Supplementary Material

01

Supplemental Figure S1: A comparison between a single-step (dotted red line) multi-step (solid black line), multi-phase, free energy diagram, which shows the discontinuous transitions from one phase to another, when the free energy is plotted as a function of a nucleation reaction coordinate. The thermodynamic stability of Phase B (i) and the free energy barrier (ii) to form Phase C can vary based on experimental conditions.

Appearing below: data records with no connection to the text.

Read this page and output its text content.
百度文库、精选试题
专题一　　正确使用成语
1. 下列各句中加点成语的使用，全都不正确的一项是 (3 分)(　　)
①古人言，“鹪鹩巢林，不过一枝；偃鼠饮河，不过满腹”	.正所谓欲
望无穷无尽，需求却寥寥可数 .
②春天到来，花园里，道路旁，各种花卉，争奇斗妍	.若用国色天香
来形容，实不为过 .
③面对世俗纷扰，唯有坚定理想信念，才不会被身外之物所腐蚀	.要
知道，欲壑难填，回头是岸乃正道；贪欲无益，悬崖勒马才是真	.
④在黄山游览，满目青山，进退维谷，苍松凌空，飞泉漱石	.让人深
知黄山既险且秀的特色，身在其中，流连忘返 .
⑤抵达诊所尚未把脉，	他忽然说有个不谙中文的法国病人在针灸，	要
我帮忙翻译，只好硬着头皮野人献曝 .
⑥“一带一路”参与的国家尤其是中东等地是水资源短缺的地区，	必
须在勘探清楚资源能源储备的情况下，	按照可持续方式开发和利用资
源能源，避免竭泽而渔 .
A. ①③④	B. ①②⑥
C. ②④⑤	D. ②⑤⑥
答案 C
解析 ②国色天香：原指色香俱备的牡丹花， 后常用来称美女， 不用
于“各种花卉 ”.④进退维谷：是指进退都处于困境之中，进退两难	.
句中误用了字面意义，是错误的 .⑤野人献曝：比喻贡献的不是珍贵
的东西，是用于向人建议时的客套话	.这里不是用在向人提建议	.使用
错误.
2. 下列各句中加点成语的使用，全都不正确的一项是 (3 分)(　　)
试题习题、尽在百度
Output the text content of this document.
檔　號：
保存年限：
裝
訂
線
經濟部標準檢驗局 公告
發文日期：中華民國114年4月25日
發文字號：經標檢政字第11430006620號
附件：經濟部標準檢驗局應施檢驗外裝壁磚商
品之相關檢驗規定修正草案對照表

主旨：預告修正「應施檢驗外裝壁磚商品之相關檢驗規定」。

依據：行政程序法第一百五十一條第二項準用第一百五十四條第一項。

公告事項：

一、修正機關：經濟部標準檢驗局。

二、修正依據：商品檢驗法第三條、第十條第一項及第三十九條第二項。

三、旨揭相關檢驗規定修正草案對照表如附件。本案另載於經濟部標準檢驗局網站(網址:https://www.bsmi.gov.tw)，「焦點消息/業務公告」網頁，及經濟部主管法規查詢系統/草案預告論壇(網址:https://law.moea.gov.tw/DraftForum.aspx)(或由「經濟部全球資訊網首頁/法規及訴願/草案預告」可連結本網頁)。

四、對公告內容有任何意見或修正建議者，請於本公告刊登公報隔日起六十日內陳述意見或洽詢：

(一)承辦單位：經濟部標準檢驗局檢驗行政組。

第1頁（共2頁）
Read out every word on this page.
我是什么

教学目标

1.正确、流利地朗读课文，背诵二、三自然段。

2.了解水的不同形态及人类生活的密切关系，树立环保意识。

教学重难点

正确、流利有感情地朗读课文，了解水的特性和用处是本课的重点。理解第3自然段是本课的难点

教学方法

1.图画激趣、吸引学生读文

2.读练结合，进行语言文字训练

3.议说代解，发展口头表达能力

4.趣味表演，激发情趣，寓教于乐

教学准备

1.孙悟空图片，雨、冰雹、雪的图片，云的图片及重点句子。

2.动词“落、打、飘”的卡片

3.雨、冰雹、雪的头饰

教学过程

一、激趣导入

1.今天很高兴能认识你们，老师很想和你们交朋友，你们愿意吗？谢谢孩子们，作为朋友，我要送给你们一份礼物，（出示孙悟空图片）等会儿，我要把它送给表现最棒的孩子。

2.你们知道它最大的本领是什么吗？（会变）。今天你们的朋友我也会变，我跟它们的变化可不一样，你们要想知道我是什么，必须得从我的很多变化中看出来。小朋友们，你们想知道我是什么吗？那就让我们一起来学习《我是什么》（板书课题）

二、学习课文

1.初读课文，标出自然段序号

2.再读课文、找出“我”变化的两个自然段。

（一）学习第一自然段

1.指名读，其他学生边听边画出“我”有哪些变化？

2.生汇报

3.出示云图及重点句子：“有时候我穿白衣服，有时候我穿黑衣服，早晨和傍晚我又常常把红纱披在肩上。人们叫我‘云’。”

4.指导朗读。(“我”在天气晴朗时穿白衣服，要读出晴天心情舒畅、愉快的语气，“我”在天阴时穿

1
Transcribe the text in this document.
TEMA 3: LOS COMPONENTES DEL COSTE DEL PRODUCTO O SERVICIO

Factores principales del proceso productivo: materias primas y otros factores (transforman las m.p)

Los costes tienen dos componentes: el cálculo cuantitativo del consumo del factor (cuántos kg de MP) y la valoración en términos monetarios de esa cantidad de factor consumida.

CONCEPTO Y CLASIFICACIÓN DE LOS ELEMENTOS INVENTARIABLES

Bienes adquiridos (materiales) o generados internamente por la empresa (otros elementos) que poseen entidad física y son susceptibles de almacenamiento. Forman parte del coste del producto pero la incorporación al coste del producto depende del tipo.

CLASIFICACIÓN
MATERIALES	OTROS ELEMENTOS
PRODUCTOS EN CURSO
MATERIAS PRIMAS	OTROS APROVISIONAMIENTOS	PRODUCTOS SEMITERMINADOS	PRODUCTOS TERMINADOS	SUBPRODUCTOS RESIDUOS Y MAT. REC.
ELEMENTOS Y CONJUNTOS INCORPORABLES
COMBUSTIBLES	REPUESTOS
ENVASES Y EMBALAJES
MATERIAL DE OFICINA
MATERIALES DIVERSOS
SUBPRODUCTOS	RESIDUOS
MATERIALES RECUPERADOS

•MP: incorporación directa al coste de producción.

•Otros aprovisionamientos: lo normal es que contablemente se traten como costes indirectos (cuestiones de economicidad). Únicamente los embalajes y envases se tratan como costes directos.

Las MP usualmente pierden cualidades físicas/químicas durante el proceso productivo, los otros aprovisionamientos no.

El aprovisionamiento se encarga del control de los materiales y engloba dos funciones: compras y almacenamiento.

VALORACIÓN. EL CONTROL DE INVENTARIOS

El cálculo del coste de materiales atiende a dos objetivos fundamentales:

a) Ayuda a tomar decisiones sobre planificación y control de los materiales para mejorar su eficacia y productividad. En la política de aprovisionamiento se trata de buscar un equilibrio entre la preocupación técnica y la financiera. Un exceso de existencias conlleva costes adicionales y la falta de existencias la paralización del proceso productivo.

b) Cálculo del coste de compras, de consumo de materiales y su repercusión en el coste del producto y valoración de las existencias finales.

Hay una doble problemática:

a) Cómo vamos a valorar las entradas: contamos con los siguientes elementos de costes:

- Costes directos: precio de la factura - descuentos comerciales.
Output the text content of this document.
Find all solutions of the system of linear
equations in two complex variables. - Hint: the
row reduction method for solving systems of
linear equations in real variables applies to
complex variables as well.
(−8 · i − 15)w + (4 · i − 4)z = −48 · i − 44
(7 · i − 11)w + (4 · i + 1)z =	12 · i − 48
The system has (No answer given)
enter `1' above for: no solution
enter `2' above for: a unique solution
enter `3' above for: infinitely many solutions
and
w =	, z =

Supplemental Figure S2: A 2D schematic representation of a 3D dense liquid phase composed of hydrated ions and hydrated ion clusters resulting from Na₂HPO₄ and CaCl₂ salts. Water molecules with light green and dark blue oxygen atoms represent bound water, while water molecules with red oxygen atoms represent free water. Calcium atoms are shown in orange with a ‘+’ designation, while phosphate molecules are shown with a dark green phosphorous atom, four light blue oxygen atoms and a ‘−’designation. The counter ions: hydrogen (small grey), sodium (red with a ‘+’ designation) and chloride (yellow with a ‘−’designation) are also shown. (a) Shows a full color representation of the bound water state while (b) shows a 50% faded color representation of the bound water state to highlight various possible ion configurations within the dense liquid phase.